La capitalizzazione azionaria di Bitcoin ha superato i 188 miliardi di dollari in questo momento e il suo valore attuale oscilla attorno agli 11 mila dollari, in netto rialzo dopo lo svarione di luglio, quando era sceso ben al di sotto della soglia dei 10 mila dollari.
Numeri che danno sostanza alla criptovaluta più popolare a diffusa al mondo e a cascata a tutte le altre, come Ethereum, Litecoin e Monero, per citare altre monete digitali in forte crescita.
Eppure, attorno a questo sistema di pagamento, i dubbi sono sempre stati molti, sia in termini di sicurezza e legalità delle transazioni, sia in termini prettamente finanziaria, tra chi lo considera un valido sistema di pagamenti e chi invece ne mette in discussione la stessa natura di moneta.
Su quest’ultimo punto, si è espressa la International Financial Reporting Standards Foundation, organizzazione senza scopo di lucro che si occupa di sviluppare e promuovere gli standard mondiali delle regole contabili.
Su richiesta dello Iasb (International Accounting Standards Board), organismo responsabile dell’emanazione dei principi contabili internazionali, la Fondazione ha dato la sua opinione in merito al trattamento contabile da riservare alle criptovalute, ribadendo sostanzialmente che non hanno natura monetaria, ma che possono essere considerate “rimanenze di magazzino” o “attività immateriali”.
Perché non sono una moneta? Perché, come hanno spiegato Fabrizio Cancelliere ed Armando Tardini in un articolo di oggi sul Sole 24 Ore, “le monete virtuali non assolvono la funzione tradizionale della moneta, non essendo utilizzate universalmente come mezzo di pagamento e peraltro alle stesse non si aggancia alcun diritto o obbligo contrattuale, requisito necessario per la classificazione come strumenti finanziari”.
Una valuta tradizionale, di norma, è emessa da stati o gruppi di stati (come nel caso dell’euro), per lo più attraverso la propria banca centrale in regime di monopolio, ma in alcuni stati esistono più istituti di emissione.
Se si accetta la criptovalute come mezzo di pagamento è su base volontaria.

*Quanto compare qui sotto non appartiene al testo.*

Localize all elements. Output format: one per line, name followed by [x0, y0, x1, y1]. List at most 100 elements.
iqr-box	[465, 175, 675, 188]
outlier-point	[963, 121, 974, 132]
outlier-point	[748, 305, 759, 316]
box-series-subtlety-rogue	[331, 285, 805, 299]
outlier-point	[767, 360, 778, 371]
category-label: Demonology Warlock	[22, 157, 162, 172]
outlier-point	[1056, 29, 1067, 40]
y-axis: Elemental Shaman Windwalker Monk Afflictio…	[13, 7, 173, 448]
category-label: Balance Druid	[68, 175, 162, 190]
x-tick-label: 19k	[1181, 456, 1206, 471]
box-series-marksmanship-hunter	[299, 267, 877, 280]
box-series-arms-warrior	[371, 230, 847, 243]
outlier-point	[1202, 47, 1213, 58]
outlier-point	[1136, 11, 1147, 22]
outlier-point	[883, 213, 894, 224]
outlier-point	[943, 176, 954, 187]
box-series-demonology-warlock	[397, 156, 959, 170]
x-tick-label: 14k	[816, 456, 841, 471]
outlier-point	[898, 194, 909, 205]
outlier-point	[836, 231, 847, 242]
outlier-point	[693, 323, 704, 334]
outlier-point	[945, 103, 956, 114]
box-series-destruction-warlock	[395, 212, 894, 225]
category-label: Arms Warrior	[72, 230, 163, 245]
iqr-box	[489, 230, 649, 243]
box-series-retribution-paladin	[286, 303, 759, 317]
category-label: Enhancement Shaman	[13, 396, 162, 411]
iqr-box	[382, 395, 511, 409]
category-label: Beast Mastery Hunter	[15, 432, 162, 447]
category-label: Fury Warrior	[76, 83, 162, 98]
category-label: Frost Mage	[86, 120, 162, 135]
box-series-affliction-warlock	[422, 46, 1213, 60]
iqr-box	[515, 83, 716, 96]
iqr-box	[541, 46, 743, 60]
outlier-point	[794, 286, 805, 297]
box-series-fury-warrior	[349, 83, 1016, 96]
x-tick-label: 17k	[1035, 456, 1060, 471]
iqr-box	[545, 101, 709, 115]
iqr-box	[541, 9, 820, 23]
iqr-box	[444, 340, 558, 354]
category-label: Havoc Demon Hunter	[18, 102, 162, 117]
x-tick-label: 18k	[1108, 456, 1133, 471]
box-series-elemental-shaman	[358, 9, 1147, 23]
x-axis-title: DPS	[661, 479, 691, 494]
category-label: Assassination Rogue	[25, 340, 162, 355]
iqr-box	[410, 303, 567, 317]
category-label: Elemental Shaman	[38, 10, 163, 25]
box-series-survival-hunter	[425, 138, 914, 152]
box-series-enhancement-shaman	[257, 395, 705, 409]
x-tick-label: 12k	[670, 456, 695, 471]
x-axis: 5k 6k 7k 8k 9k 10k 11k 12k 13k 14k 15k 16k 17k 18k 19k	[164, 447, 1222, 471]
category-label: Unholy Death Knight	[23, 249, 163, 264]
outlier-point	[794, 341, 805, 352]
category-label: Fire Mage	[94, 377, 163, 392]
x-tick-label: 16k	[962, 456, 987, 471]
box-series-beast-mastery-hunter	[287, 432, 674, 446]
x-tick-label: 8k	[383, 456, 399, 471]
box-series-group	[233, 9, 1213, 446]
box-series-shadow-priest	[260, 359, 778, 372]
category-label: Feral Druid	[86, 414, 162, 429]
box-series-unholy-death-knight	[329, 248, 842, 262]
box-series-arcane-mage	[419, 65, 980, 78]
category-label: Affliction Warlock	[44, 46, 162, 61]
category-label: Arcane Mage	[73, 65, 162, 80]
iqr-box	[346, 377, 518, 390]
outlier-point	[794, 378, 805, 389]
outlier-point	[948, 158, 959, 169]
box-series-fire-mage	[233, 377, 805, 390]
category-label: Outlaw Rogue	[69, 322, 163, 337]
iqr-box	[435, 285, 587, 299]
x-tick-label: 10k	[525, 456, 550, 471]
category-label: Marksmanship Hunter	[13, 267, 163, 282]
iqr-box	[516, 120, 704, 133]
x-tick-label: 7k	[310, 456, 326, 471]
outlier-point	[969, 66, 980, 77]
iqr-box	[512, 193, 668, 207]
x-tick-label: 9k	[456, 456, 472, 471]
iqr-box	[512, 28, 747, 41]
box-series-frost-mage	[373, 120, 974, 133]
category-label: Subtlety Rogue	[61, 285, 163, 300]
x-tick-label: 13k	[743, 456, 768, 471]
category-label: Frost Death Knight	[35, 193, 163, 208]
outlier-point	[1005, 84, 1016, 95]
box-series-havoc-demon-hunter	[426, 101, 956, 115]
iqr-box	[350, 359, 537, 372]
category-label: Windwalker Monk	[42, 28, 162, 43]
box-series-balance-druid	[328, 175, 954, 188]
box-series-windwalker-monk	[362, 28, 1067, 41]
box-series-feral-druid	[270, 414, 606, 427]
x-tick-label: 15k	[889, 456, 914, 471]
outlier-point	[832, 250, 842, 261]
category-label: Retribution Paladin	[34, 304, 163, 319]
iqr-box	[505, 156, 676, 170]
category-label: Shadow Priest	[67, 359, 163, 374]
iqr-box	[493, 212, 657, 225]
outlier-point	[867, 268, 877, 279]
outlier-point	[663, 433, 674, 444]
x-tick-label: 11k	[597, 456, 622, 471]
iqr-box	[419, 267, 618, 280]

Questa può essere scambiata in modalità peer-to-peer (ovvero tra due dispositivi direttamente, senza necessità di intermediari), per acquistare beni e servizi (come fosse moneta a corso legale a tutti gli effetti), proprio grazie al consenso tra i partecipanti alla relativa transazione.
Una definizione, hanno sottolineato gli autori dell’articolo, che contrasta anche con le autorità italiane ed europee. Secondo l’Agenzia delle Entrate, infatti, da un punto di vista fiscale, le criptovalute sono da considerarsi al pari di valute straniere.
Un punto di vista già espresso anche dalla Corte di Giustizia europea in una sentenza del 2015.
Sull’argomento anche gli Stati Uniti si stanno confrontando e sempre sul Sole 24 Ore di oggi è riportato che il Fisco americano ha inviato più di 10 mila avvisi ai contribuenti che hanno effettuato operazioni con criptovalute.
In ogni avviso è spiegato agli investitori quelli che sono “gli obblighi tributari e dichiarativi”, invitandoli a sanare ogni tipo di inadempimento, anche passato, e a versare il dovuto nelle casse dello Stato, con tanto di interessi maturati.
Chi non si adeguerà si troverà a pagare molto di più alla fine delle ovvie indagini e in alcuni casi, si legge nell’approfondimento di Fabrizio Cancelliere, rischierà anche provvedimenti penali.
Una mossa che può avere diverse interpretazioni. Oltre l’evidente volontà di raccogliere il dovuto all’erario americano, c’è anche la necessità di adeguare gli standard fiscali nazionali ed internazionali alle novità del mercato crescente globale delle criptovalute.
Aumenta la capitalizzazione e si moltiplicano le transazioni giornaliere, partendo da questi due semplici evidenze è fondamentale per le istituzioni finanziarie nazionali cercare di raccogliere il maggior numero di informazioni fiscali sulla gigantesca platea dei cripto-investitori.